Tinnen wijnkan (circa 1425-1450). Onbekend meesterteken, stadskeur Brugge. Vindplaats onbekend. Hoogte 25,3 cm. Verticale gietnaad. Particuliere collectie.
Zilveren wijnkan (circa 1447). Onbekend meesterteken, stadskeur Brugge. Hoogte 38,2 cm. Collectie Evangelische Kirchengemeinde Dortmund.
Tinnen maat­kan (16de eeuw). Gemerkt Enkhuizen. Hoogte 18 cm. Bodemvondst Enkhuizen. Particuliere collectie.
Tinnen maatkan (16de eeuw). Opgedoken voor de kust van Medemblik. Collectie Oudheidkundige Vereniging Medemblik.

Opgegraven tinnen kannen

Twee bodemvondsten in wonderlijke condities

Tekst Jos Koldeweij | Fotografie Walter Lensink

Dat ondergronds veel verborgen ligt, wordt duidelijk wanneer er bij grondwerk voorwerpen en sporen van vroegere bewoning tevoorschijn komen. Archeologische diensten bewaren het materiaal in depots; bijzondere voorwerpen worden museaal opgesteld. Maar ook de vitrinekasten van particulieren herbergen veel interessants. In dit artikel de schijnwerper op twee intrigerende tinnen kannen uit dergelijke privécollecties: de ene onwaarschijnlijk gaaf, de andere zwaar gehavend.

Een eeuwenlang verblijf diep onder de grond kan heel verschillend uitwerken: soms zijn de omstandigheden conserverend, soms vernietigend. Afhankelijk van materiaal en bodemsamenstelling pakt het heel verschillend uit. Jaren geleden werd op twee niet meer bekende vindplaatsen een interessante tinnen kan gevonden. Dat de gegevens over de vindplaats en vondstomstandigheden helaas verloren zijn geraakt, is uiteraard jammer: niet alleen voor het nu verweesde object, maar ook voor de geschiedenis van de locatie waar het tevoorschijn kwam. Zeker is dat beide lang geleden gaaf en bruikbaar verdwenen, maar waarom? Vielen de kannen in een beerput of waterput, kwamen ze in een slot- of stadsgracht terecht, werden ze verborgen in tijd van nood of verzwolgen door alles verwoestend water tijdens een overstroming? Vragen die nooit meer beantwoord kunnen worden; voorgoed verloren informatie. Toch zijn allebei de kannen interessant door wat ze zijn als los object. De oudste kan zal vanwege zijn vorm gedateerd moeten worden in de eerste helft van de 15de eeuw. De andere is jonger en dateert uit de tweede helft van de 16de eeuw.

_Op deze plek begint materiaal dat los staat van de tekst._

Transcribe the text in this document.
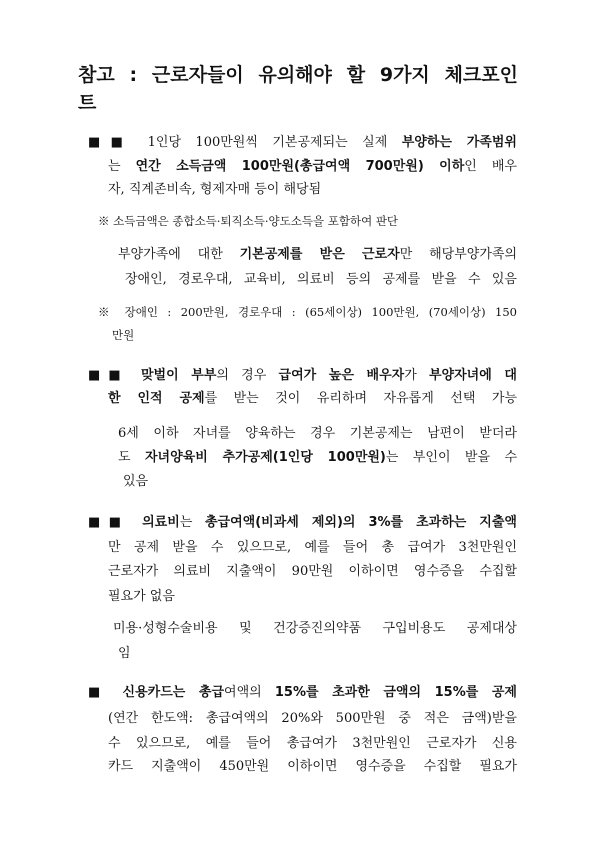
참고 : 근로자들이 유의해야 할 9가지 체크포인
트
■■ 1인당 100만원씩 기본공제되는 실제 부양하는 가족범위
는 연간 소득금액 100만원(총급여액 700만원) 이하인 배우
자, 직계존비속, 형제자매 등이 해당됨
※ 소득금액은 종합소득·퇴직소득·양도소득을 포함하여 판단
부양가족에 대한 기본공제를 받은 근로자만 해당부양가족의
장애인, 경로우대, 교육비, 의료비 등의 공제를 받을 수 있음
※ 장애인 : 200만원, 경로우대 : (65세이상) 100만원, (70세이상) 150
만원
■■ 맞벌이 부부의 경우 급여가 높은 배우자가 부양자녀에 대
한 인적 공제를 받는 것이 유리하며 자유롭게 선택 가능
6세 이하 자녀를 양육하는 경우 기본공제는 남편이 받더라
도 자녀양육비 추가공제(1인당 100만원)는 부인이 받을 수
있음
■■ 의료비는 총급여액(비과세 제외)의 3%를 초과하는 지출액
만 공제 받을 수 있으므로, 예를 들어 총 급여가 3천만원인
근로자가 의료비 지출액이 90만원 이하이면 영수증을 수집할
필요가 없음
미용·성형수술비용 및 건강증진의약품 구입비용도 공제대상
임
■ 신용카드는 총급여액의 15%를 초과한 금액의 15%를 공제
(연간 한도액: 총급여액의 20%와 500만원 중 적은 금액)받을
수 있으므로, 예를 들어 총급여가 3천만원인 근로자가 신용
카드 지출액이 450만원 이하이면 영수증을 수집할 필요가
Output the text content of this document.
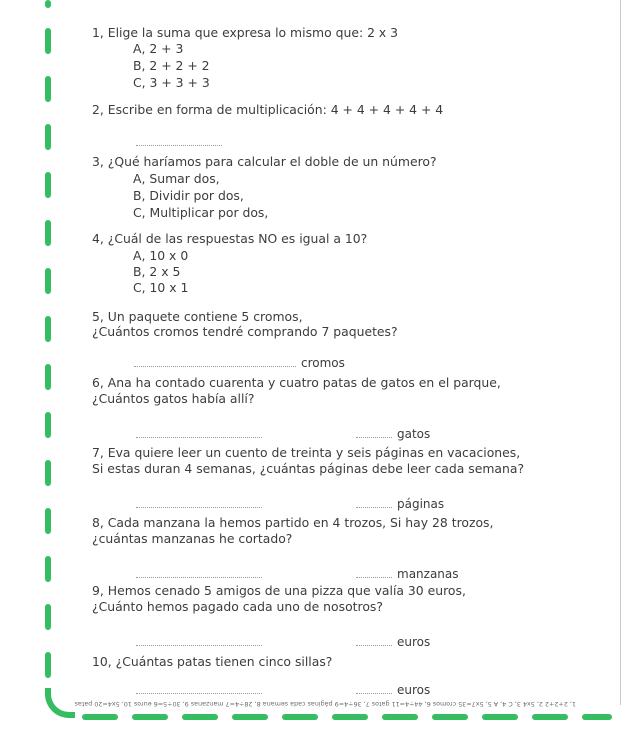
1, Elige la suma que expresa lo mismo que: 2 x 3
A, 2 + 3
B, 2 + 2 + 2
C, 3 + 3 + 3
2, Escribe en forma de multiplicación: 4 + 4 + 4 + 4 + 4
3, ¿Qué haríamos para calcular el doble de un número?
A, Sumar dos,
B, Dividir por dos,
C, Multiplicar por dos,
4, ¿Cuál de las respuestas NO es igual a 10?
A, 10 x 0
B, 2 x 5
C, 10 x 1
5, Un paquete contiene 5 cromos,
¿Cuántos cromos tendré comprando 7 paquetes?
cromos
6, Ana ha contado cuarenta y cuatro patas de gatos en el parque,
¿Cuántos gatos había allí?
gatos
7, Eva quiere leer un cuento de treinta y seis páginas en vacaciones,
Si estas duran 4 semanas, ¿cuántas páginas debe leer cada semana?
páginas
8, Cada manzana la hemos partido en 4 trozos, Si hay 28 trozos,
¿cuántas manzanas he cortado?
manzanas
9, Hemos cenado 5 amigos de una pizza que valía 30 euros,
¿Cuánto hemos pagado cada uno de nosotros?
euros
10, ¿Cuántas patas tienen cinco sillas?
euros
1, 2+2+2 2, 5x4 3, C 4, A 5, 5x7=35 cromos 6, 44÷4=11 gatos 7, 36÷4=9 páginas cada semana 8, 28÷4=7 manzanas 9, 30÷5=6 euros 10, 5x4=20 patas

De hertog ontvangt zijn nieuwjaarsgasten. Gebroeders Van Lymborch, Januari-miniatuur in de ‘Très Riches Heures’ van Jean, Duc de Berry (detail, circa 1413-1416). Collectie Chantilly, Musée Condé.

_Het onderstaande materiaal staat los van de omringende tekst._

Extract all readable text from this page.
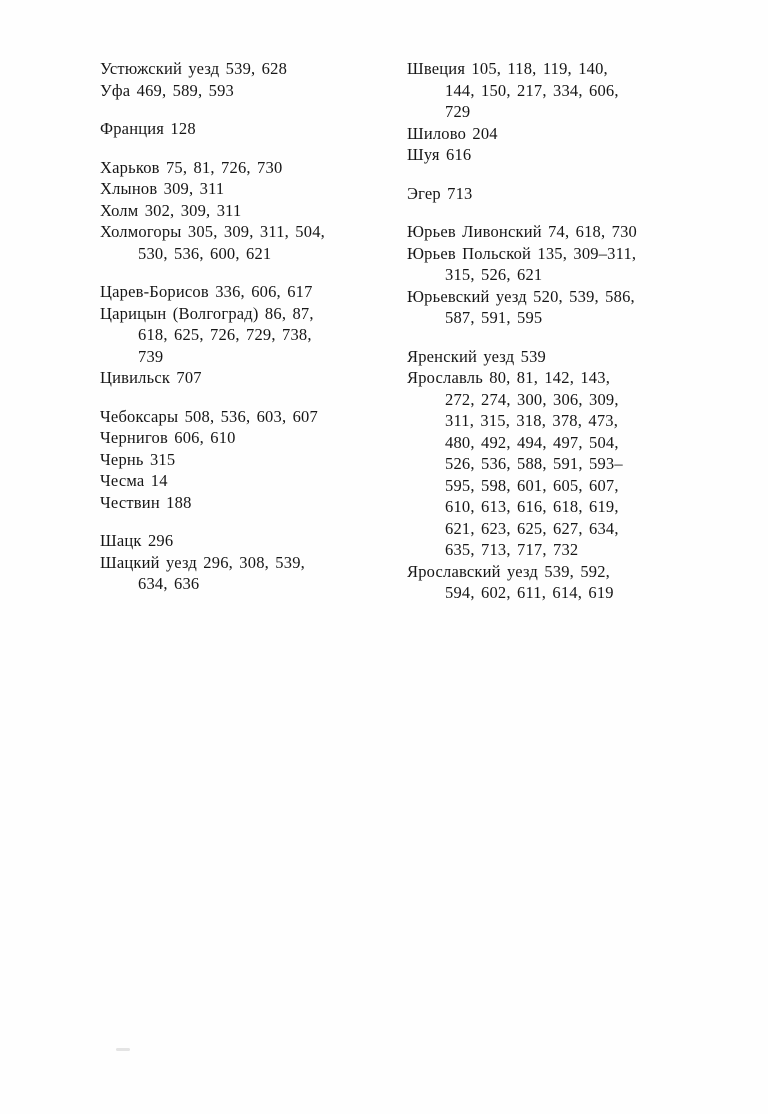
Устюжский уезд 539, 628
Уфа 469, 589, 593
Франция 128
Харьков 75, 81, 726, 730
Хлынов 309, 311
Холм 302, 309, 311
Холмогоры 305, 309, 311, 504,
530, 536, 600, 621
Царев-Борисов 336, 606, 617
Царицын (Волгоград) 86, 87,
618, 625, 726, 729, 738,
739
Цивильск 707
Чебоксары 508, 536, 603, 607
Чернигов 606, 610
Чернь 315
Чесма 14
Чествин 188
Шацк 296
Шацкий уезд 296, 308, 539,
634, 636
Швеция 105, 118, 119, 140,
144, 150, 217, 334, 606,
729
Шилово 204
Шуя 616
Эгер 713
Юрьев Ливонский 74, 618, 730
Юрьев Польской 135, 309–311,
315, 526, 621
Юрьевский уезд 520, 539, 586,
587, 591, 595
Яренский уезд 539
Ярославль 80, 81, 142, 143,
272, 274, 300, 306, 309,
311, 315, 318, 378, 473,
480, 492, 494, 497, 504,
526, 536, 588, 591, 593–
595, 598, 601, 605, 607,
610, 613, 616, 618, 619,
621, 623, 625, 627, 634,
635, 713, 717, 732
Ярославский уезд 539, 592,
594, 602, 611, 614, 619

Chic wijnkannetje uit Brugge
Een van de bekendste miniaturen bij de kalender van de Très Riches Heures van Jean Duc de Berry is die van de Nieuwjaarsmaaltijd. Het tafereel werd omstreeks 1413-1416 geschilderd door de Gebroeders Van Lymborch, de uit Nijmegen afkomstige miniaturisten. Helemaal links in beeld staan een wijnschenker en een in het blauw geklede modieuze edelman. De wijnschenker heeft in de linkerhand een drinkschaaltje en in de rechterhand een grote wijnkan. Dit was ongetwijfeld een verguld zilveren kan, de hertog van Berry was immers zeer gefortuneerd en voerde grote staat. Dat dergelijke kannen inderdaad bestonden, weten we uit beschrijvingen en van enkele bewaarde exemplaren. Een prachtig voorbeeld is de zilveren kan van omstreeks 1447 met het stadskeur van Brugge, die als avondmaalskan overleefde in een Duitse protestantse kerk. Deze kannen komen overeen met het model van het tinnen wijnkannetje dat eind vorige eeuw in de Belgische brocantehandel opdook tussen ander en jonger opgegraven tin. Dat exemplaar werd herkend als 15de-eeuws en is sindsdien in het bezit van de gelukkige vinder.
De kan kwam volledig gaaf in de bodem terecht waar het prima geconserveerd bleef. Blijkbaar goed afgesloten van zuurstof oxideerde het heel egaal en kreeg het door inwerking van zuren een lichte goudbronzen gloed die ook wel ‘goudpatina’ wordt genoemd. Op enkele krasjes op de buik en een inmiddels zo goed als hersteld deukje in de standring na, is de kan ongeschonden. Of de ene eikel van de scharnierknop werd verbogen voor of nadat de kan in de grond kwam, zullen we nooit weten; nu terugbuigen is in elk geval veel te riskant.
Het type van deze kan met de peervormige buik, het vrij platte deksel en de uitkragende voet was wijd verbreid en bleef ook nog lang in gebruik. Zo kwam in Amsterdam uit een vroeg-17de-eeuwse afvallaag zo’n kannetje van slechts 7,6 cm hoog tevoorschijn dat zeker nog 16de-eeuws zal zijn. En in de befaamde ‘Little Collection’ die op 1 mei 2007 bij Christie’s werd geveild onder lot 28 bevond zich een vergelijkbaar indrukwekkend exemplaar dat 37,4 cm hoog is.

Tinmerken
Behalve aan de vorm en de goede staat waarin de tinnen kan van onbekende herkomst verkeert, dankt deze ook zijn cultuurhistorische waarde aan het tweetal ronde merken dat in de handgreep is afgeslagen. Wat speurwerk maakt mogelijk deze te duiden en dus de productieplaats aan te wijzen. Het is niet onwaarschijnlijk dat dit ook de stad is waar het kannetje werd gevonden al hebben we daar tot op heden geen informatie over.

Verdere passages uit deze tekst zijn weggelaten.